A person who saves $500/month for 20 years accumulates more than a person who saves $5,000 one time. The flow matters more than the single transaction.
A person who exercises 4x per week compounds into a completely different physical reality than someone who does an intense program once and quits. The rhythm matters.
Finding Your Leverage Points
In any system, some levers move more than others.
Donella Meadows, a systems thinker, ranked leverage points from weakest to strongest:
At the bottom: changing information. (Telling people to save more doesn’t work.) Higher: changing incentives. (Paying people for savings works better.) Higher still: changing the rules of the system. (Making savings automatic works even better.) Near the top: changing feedback loops themselves. (Redesigning which feedback you see.) At the top: changing the goals of the system. (Redefining what success means.)
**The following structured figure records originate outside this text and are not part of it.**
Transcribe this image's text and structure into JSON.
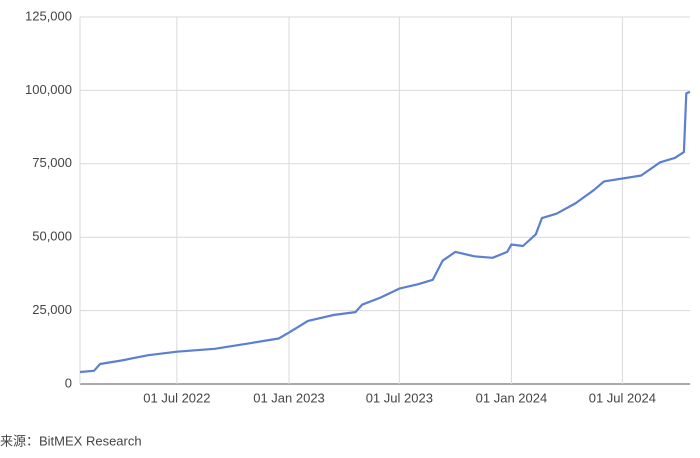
{
  "chart_data": {
    "type": "line",
    "x": [
      "2022-01-23",
      "2022-02-15",
      "2022-02-25",
      "2022-04-01",
      "2022-05-15",
      "2022-07-01",
      "2022-09-01",
      "2022-11-01",
      "2022-12-15",
      "2023-01-01",
      "2023-02-01",
      "2023-03-15",
      "2023-04-20",
      "2023-05-01",
      "2023-06-01",
      "2023-07-01",
      "2023-08-01",
      "2023-08-25",
      "2023-09-10",
      "2023-10-01",
      "2023-11-01",
      "2023-12-01",
      "2023-12-25",
      "2024-01-01",
      "2024-01-20",
      "2024-02-10",
      "2024-02-20",
      "2024-03-15",
      "2024-04-15",
      "2024-05-15",
      "2024-06-01",
      "2024-07-01",
      "2024-08-01",
      "2024-09-01",
      "2024-09-25",
      "2024-10-10",
      "2024-10-14",
      "2024-10-20"
    ],
    "series": [
      {
        "color": "#5b7fd1",
        "values": [
          4100,
          4500,
          6800,
          8000,
          9800,
          11000,
          12000,
          14000,
          15500,
          17500,
          21500,
          23500,
          24500,
          27000,
          29500,
          32500,
          34000,
          35500,
          42000,
          45000,
          43500,
          43000,
          45000,
          47500,
          47000,
          51000,
          56500,
          58000,
          61500,
          66000,
          69000,
          70000,
          71000,
          75500,
          77000,
          79000,
          99000,
          99500
        ]
      }
    ],
    "xlim": [
      "2022-01-23",
      "2024-10-20"
    ],
    "xticks": [
      {
        "value": "2022-07-01",
        "label": "01 Jul 2022"
      },
      {
        "value": "2023-01-01",
        "label": "01 Jan 2023"
      },
      {
        "value": "2023-07-01",
        "label": "01 Jul 2023"
      },
      {
        "value": "2024-01-01",
        "label": "01 Jan 2024"
      },
      {
        "value": "2024-07-01",
        "label": "01 Jul 2024"
      }
    ],
    "ylim": [
      0,
      125000
    ],
    "yticks": [
      0,
      {
        "value": 25000,
        "label": "25,000"
      },
      {
        "value": 50000,
        "label": "50,000"
      },
      {
        "value": 75000,
        "label": "75,000"
      },
      {
        "value": 100000,
        "label": "100,000"
      },
      {
        "value": 125000,
        "label": "125,000"
      }
    ],
    "grid": true,
    "source": "来源：BitMEX Research"
  }
}
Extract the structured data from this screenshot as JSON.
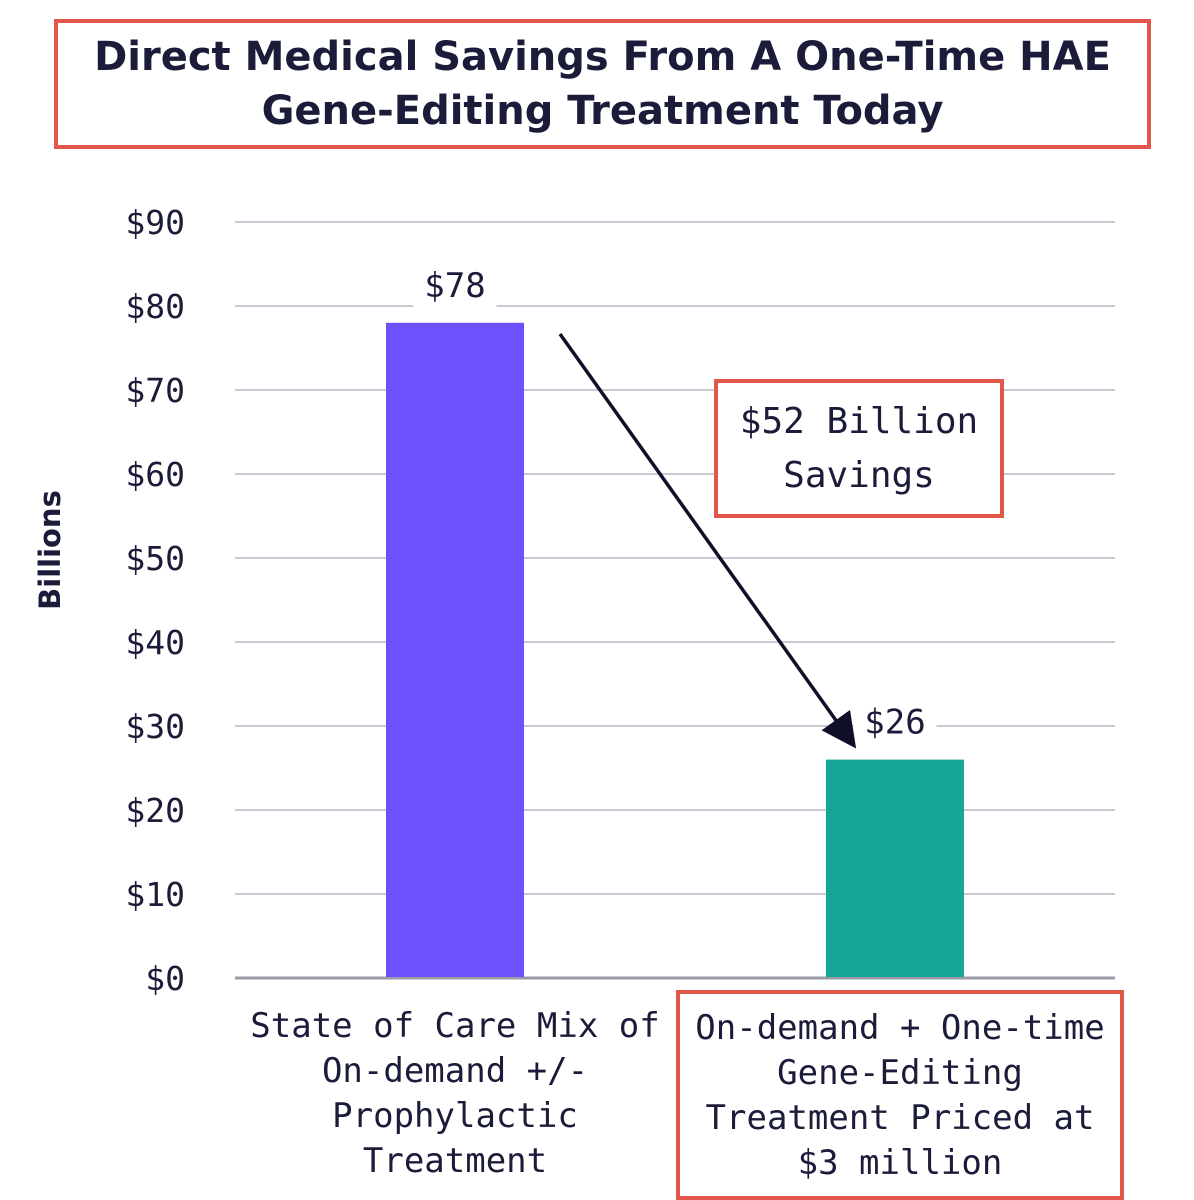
{
  "title": "Direct Medical Savings From A One-Time HAE Gene-Editing Treatment Today",
  "chart_data": {
    "type": "bar",
    "title": "Direct Medical Savings From A One-Time HAE Gene-Editing Treatment Today",
    "xlabel": "",
    "ylabel": "Billions",
    "ylim": [
      0,
      90
    ],
    "yticks": [
      0,
      10,
      20,
      30,
      40,
      50,
      60,
      70,
      80,
      90
    ],
    "ytick_labels": [
      "$0",
      "$10",
      "$20",
      "$30",
      "$40",
      "$50",
      "$60",
      "$70",
      "$80",
      "$90"
    ],
    "categories": [
      "State of Care Mix of On-demand +/- Prophylactic Treatment",
      "On-demand + One-time Gene-Editing Treatment Priced at $3 million"
    ],
    "values": [
      78,
      26
    ],
    "data_labels": [
      "$78",
      "$26"
    ],
    "bar_colors": [
      "#6e51fc",
      "#17a596"
    ],
    "grid": true,
    "annotation": "$52 Billion Savings"
  },
  "colors": {
    "accent_box": "#e1584a",
    "text": "#1b1b3a",
    "grid": "#c9c9d4"
  }
}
Most people try to win at the bottom—through willpower and information. They read a book, feel motivated, and wonder why they can’t stick with it.
The book gave them information, which is almost useless.
Real change happens at higher leverage points:
Changing your environment (rules of the system)
- Can’t eat well? Make it hard to eat poorly. Don’t keep junk food in the house. Your system will adapt.
- Can’t save? Make it automatic. Route savings to a separate account before you see the money.
- Can’t focus? Remove the phone. Make distraction difficult.
Changing what you measure (feedback loops)
- What you measure, you manage. If you measure calories, you lose weight. If you measure daily mood, you notice patterns.
- Most people don’t measure anything. They guess. Start tracking what matters to you, and systems adjust.
Changing what you’re actually optimizing for (goals)
- If your goal is “be rich,” you’ll make destructive choices.
- If your goal is “be capable, secure, and happy,” you’ll make aligned choices.
- The goal shapes the system.
This is why this post started with physical systems. It’s a leverage point. When you stabilize sleep and movement, it cascades into nearly everything else. It’s not the only lever, but it moves more things than most.
A Framework for Seeing Your System
Ask yourself these questions:
What feedback loops are currently reinforcing in my life? (Both positive ones you want to maintain and destructive ones you want to break.)
What second-order consequences am I ignoring? (What seems good at first but breaks down when you zoom out?)
What flows am I optimizing? (Daily/weekly habits that compound.)
What stocks am I building? (What am I accumulating?)
Where’s my leverage point? (Which single change would cascade through multiple systems?)
Most people can answer these questions if they stop and think. They’re not hidden. You just have to look.
Why This Matters
You’ve probably noticed that some people seem to have it together. They’re not necessarily smarter. They’re not necessarily richer. They’re not lucky.
They just see their life as a system. They notice feedback loops. They think about second-order consequences. They optimize for flows, not one-time wins. They find their leverage points.
And most importantly: they treat their life like something they can architect, not something that happens to them.
You are not trapped by your circumstances. You are constrained by the systems you’ve built (or inherited). And systems can be redesigned.
It starts with seeing the connections instead of isolated events.
If your system feels fragile — if one failure would cascade into everything — you may be dealing with tight coupling, and there’s a specific way to fix it.
What system in your life needs redesigning? What loop is pulling you backward? What lever could you move?
Start there. Everything else cascades.